Nothing, in learning, should take you as a surprise. Uncertainty is acceptable, but unawareness is indefensible.
You all expect teachers to plan their lessons methodically and deliver the course material in bite-sized, prioritized, absorbable chunks that challenge you through engaging activities. Indeed, commanding instructors plan accordingly and leave time for review and deeper understanding. However, if you lack the attitude and responsible behaviour to prepare for the lesson, it matters naught how interesting, informative, or dramatic the lesson. Communication is spent like rising smoke and learning is reduced to a monotony of befuddled uncertainties.
You must be disciplined and willing to work hard. Modern education is no longer an exercise in rote learning, recitation, and passive listening. You must develop and cultivate good learning habits.
You need to deploy all your senses in preparing for an upcoming lesson. You need to read the material, and listen and watch the recommended audio-visual material. You need to question what you read, take notes, and even investigate topics intensely, all before attending the first or next lesson. To participate in the lesson, you must execute self-directed decision-making and critical thinking. If you don’t, you should re-think entering schooling to a demanding profession serving public interests that have extensive financial and socio-economic consequences.

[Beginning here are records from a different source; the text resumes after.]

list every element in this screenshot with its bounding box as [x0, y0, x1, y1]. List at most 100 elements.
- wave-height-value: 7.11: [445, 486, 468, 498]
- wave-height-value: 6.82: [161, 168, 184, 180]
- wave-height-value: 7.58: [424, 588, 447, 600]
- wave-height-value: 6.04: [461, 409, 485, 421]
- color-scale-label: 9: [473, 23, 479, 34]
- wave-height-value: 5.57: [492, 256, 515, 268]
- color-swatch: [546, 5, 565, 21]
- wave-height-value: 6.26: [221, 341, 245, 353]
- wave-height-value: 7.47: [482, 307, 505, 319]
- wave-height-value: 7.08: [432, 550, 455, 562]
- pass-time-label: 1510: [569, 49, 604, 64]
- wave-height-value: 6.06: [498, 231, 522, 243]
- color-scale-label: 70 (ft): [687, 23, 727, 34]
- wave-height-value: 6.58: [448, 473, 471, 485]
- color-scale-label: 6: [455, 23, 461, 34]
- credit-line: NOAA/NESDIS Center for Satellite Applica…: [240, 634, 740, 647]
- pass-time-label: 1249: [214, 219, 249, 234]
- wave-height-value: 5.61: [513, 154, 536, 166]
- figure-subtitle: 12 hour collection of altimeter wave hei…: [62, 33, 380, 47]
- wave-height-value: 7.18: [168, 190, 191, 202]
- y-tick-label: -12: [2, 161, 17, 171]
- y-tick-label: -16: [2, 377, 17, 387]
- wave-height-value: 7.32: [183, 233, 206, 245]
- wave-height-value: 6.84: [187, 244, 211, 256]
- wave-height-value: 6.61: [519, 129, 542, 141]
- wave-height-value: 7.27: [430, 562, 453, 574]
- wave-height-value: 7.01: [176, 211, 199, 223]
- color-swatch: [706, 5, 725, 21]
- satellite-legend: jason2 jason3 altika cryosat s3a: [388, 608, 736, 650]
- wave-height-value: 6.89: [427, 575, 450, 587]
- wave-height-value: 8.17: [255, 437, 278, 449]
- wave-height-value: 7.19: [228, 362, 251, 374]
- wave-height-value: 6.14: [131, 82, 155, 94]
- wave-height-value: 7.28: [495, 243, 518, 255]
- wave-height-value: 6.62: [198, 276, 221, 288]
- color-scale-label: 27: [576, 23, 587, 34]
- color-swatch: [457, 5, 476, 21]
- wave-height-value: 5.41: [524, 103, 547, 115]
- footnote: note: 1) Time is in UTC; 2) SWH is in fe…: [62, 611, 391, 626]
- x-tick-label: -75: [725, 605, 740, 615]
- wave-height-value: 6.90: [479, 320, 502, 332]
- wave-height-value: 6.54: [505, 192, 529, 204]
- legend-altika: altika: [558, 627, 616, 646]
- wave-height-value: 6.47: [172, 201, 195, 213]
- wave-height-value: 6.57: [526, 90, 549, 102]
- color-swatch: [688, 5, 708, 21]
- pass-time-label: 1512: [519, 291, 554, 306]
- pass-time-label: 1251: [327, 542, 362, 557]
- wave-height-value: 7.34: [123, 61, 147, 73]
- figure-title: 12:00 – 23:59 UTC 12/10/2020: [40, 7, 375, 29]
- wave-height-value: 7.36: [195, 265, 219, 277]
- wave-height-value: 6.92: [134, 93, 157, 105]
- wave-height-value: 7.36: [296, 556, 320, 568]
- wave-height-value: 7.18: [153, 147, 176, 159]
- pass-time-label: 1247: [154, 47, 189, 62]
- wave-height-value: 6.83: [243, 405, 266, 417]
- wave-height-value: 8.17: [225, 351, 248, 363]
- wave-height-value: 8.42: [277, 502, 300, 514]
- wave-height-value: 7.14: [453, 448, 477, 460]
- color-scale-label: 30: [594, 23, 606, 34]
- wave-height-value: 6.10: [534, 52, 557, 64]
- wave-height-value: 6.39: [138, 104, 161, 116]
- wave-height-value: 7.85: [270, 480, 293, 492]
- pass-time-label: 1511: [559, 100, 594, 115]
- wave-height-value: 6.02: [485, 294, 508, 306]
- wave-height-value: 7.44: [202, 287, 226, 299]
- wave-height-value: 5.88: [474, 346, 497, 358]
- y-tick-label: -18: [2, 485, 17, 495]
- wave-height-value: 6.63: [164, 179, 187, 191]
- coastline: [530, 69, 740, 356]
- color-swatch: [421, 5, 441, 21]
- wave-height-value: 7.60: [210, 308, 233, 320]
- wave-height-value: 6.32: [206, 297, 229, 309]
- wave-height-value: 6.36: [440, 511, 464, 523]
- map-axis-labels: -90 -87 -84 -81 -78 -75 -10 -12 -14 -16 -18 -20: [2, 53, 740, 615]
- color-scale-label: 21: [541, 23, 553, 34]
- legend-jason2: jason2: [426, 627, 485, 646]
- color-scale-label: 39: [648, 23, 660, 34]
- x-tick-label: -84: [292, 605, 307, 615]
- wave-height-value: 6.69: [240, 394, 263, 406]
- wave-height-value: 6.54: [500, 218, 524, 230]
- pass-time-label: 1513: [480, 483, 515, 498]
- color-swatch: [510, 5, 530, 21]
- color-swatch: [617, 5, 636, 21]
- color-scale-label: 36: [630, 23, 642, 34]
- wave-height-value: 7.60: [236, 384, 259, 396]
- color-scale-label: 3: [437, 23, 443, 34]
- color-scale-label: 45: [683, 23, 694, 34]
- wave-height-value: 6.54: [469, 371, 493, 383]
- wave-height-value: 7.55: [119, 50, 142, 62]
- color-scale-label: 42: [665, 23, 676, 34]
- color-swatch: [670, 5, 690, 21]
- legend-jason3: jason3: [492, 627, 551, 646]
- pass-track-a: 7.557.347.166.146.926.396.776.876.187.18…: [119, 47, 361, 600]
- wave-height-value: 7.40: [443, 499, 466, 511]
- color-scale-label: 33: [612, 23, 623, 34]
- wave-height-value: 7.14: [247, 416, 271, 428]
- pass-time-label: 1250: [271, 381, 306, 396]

You, as much as your instructors, must take responsibility for ‘learner-centred’ education. Collaborative learning is a two-way, challenging street. You want subject-matter experts that engage you, the learner, with enthusiasm and empathy through participatory activities. Facilitators want you to be pre-informed and come to class with questioning minds.
It’s completely false to believe that either side of the student-teacher relationship can overcome the other’s weakness and achieve successful learning. No amount of instructional excellence will make all the difference. Motivated students remain the most significant variable in education. As adults, you cannot afford to be passive recipients of knowledge and skills. Education is a relational, engaging balance of power and interplay between the facilitators and the learners.
Students, take charge of the challenge and become active participants!